OZZY OSBOURNE’s Son: ‘He Has Changed So Much And Has Become A New Man Who I Respect’

Ozzy Osbourne‘s son, Jack Osbourne, spoke to BBC Radio 1‘s Newsbeat about “God Bless Ozzy Osbourne”, a feature-length documentary about the life of his father. A couple of excerpts from the chat follow below.

On why he decided to produce the documentary:

“I did this mainly because I was fed up of the way the media was still portraying my dad as this bumbling, messed up character. He has changed so much and has become a new man who I respect . . . I wanted to highlight that. That was the inspiration for the film.
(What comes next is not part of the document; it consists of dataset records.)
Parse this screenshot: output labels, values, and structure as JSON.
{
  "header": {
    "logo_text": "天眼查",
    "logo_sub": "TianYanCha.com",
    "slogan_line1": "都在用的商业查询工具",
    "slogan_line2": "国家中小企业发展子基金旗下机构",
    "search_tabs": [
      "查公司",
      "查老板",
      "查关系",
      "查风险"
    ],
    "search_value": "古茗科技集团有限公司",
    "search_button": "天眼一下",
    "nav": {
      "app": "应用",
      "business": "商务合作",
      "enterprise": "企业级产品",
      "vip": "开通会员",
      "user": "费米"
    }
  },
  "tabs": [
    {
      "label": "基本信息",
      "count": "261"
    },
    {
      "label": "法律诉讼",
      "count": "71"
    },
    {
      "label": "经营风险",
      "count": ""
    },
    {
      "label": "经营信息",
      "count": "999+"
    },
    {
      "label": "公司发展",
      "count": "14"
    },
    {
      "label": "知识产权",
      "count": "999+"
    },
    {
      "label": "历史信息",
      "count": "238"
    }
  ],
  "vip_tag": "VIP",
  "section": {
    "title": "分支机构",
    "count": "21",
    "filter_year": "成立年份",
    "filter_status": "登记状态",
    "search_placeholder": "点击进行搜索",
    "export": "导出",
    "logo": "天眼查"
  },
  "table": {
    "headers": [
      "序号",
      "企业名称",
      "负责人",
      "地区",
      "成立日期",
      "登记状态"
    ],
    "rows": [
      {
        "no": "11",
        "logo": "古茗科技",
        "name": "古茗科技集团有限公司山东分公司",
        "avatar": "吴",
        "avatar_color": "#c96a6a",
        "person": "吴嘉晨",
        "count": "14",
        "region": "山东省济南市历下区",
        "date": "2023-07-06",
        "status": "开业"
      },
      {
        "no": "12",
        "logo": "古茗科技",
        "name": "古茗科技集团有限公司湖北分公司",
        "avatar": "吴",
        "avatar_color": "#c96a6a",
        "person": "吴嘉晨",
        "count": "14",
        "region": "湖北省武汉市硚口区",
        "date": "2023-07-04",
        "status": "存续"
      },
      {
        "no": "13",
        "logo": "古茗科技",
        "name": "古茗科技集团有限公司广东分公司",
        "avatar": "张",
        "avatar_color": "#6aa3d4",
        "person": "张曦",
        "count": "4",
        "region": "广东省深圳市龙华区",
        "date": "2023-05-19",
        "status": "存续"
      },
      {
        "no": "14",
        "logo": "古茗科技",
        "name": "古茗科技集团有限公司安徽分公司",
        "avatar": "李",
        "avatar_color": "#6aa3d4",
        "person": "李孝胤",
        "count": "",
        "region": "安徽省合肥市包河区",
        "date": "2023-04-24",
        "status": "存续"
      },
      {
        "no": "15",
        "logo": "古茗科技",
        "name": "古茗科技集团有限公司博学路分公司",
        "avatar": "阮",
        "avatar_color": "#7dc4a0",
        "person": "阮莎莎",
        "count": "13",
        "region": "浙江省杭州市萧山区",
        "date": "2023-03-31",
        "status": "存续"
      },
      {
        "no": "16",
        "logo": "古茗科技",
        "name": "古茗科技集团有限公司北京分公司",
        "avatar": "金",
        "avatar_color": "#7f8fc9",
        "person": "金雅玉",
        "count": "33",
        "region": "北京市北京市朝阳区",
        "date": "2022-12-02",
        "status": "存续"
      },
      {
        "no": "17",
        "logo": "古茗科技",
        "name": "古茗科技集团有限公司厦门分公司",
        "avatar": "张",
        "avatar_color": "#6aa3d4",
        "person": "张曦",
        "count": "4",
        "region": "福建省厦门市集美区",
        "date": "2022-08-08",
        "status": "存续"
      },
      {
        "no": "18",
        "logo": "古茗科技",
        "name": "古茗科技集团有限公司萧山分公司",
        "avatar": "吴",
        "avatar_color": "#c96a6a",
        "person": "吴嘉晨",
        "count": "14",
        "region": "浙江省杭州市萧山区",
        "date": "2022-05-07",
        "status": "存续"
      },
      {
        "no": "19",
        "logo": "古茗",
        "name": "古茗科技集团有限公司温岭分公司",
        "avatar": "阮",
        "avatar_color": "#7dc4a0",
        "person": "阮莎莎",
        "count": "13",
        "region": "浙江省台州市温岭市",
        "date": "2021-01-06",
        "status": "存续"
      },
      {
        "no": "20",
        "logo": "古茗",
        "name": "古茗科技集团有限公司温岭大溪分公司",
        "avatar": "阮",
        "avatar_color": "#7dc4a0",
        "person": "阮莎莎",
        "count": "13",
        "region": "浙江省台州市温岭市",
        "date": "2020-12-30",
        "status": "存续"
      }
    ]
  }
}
He’s been sober and clean for five years.”

On how Ozzy, who’s now 62, finally became sober five years ago:

“I just told him, ‘You claim you’re this great guy which you’re not. We, as kids, have never had to go without or want for anything — well, I need a dad,’ and I think that’s what rang a bell with him.
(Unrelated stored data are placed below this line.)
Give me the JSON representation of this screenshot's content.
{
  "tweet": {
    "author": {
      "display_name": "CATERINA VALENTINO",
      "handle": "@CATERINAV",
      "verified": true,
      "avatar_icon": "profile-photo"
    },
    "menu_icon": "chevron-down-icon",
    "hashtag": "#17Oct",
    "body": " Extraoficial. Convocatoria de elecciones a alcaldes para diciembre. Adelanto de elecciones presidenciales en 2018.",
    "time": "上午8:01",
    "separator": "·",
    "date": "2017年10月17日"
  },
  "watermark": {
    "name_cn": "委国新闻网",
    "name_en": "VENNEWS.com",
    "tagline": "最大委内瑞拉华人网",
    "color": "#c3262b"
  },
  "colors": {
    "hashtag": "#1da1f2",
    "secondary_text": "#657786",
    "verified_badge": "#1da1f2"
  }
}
“Just because you have a house and all the things you want physically, you still need that emotional background of a father and that’s not class specific. It doesn’t mean just because you have money that’s automatically what’s going to happen. I think it’s something a lot of people can relate to.”
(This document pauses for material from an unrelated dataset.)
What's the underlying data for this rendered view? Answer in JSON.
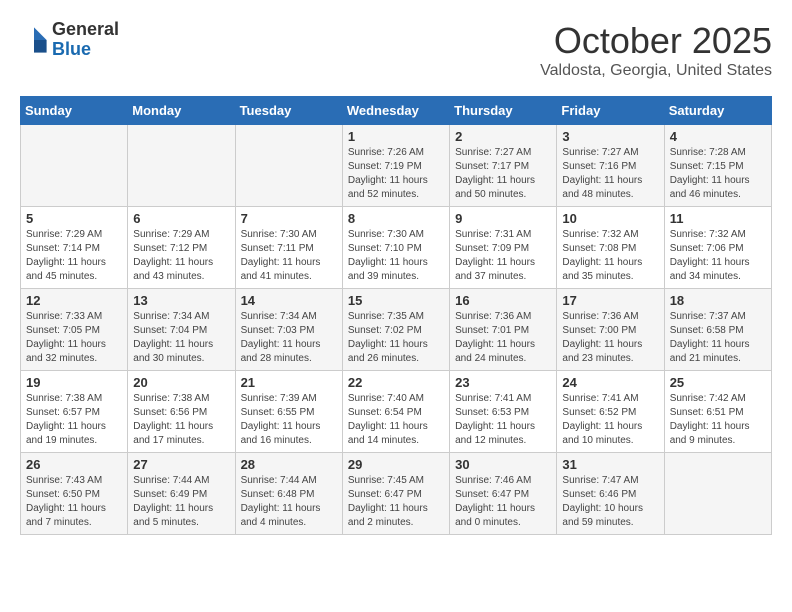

“God Bless Ozzy Osbourne” was co-produced by Jack Osbourne and is the first film released by Jack‘s production company, Jacko Productions. The documentary, which was originally titled “Wreckage Of My Past: The Ozzy Osbourne Story”, was directed by Mike Fleiss and Mike Piscitelli.

“God Bless Ozzy Osbourne” premiered on April 24 at the Tribeca Film Festival in New York City and received a positive review from Entertainment Weekly, which said, “What could have been a glossy, fawning tribute to the most visible face in heavy metal music history — especially considering it was co-produced by his son, Jack — actually turned out to be a remarkably evenhanded look at Ozzy‘s monumental musical influence as well as his less exemplary life as an addict and often-absent father.”

Critic Joseph Brannigan Lynch added, “‘God Bless Ozzy Osbourne’ may not answer the question ‘What makes Ozzy act so… Ozzy-like?’, but it’s hardly a fluffy tribute. This documentary succeeds in offering a balanced portrait of a man who made many mistakes over the course of his addiction-riddled life and also happens to be one of the most influential hard rock singers ever.”

Lynch also wrote that the film “starts with Osbourne‘s poor childhood in the cramped quarters of inner-city Birmingham, England, and goes up to his long-sought sobriety following the end of the water-cooler fodder reality series ‘The Osbournes’.”

While the movie does not delve into certain aspects of Ozzy‘s life — such as his attempted strangulation of wife/manager Sharon years ago — frank interviews with his five children “portray him as an absentee father even when he was physically present due to his mind-numbing abuse of pills, cocaine and liquor,” according to Lynch.

The film features interviews with many of Ozzy‘s family members, friend and colleagues, including Paul McCartney, the members of BLACK SABBATH and MÖTLEY CRÜE‘s Tommy Lee.

Plans for theatrical distribution have yet to be announced.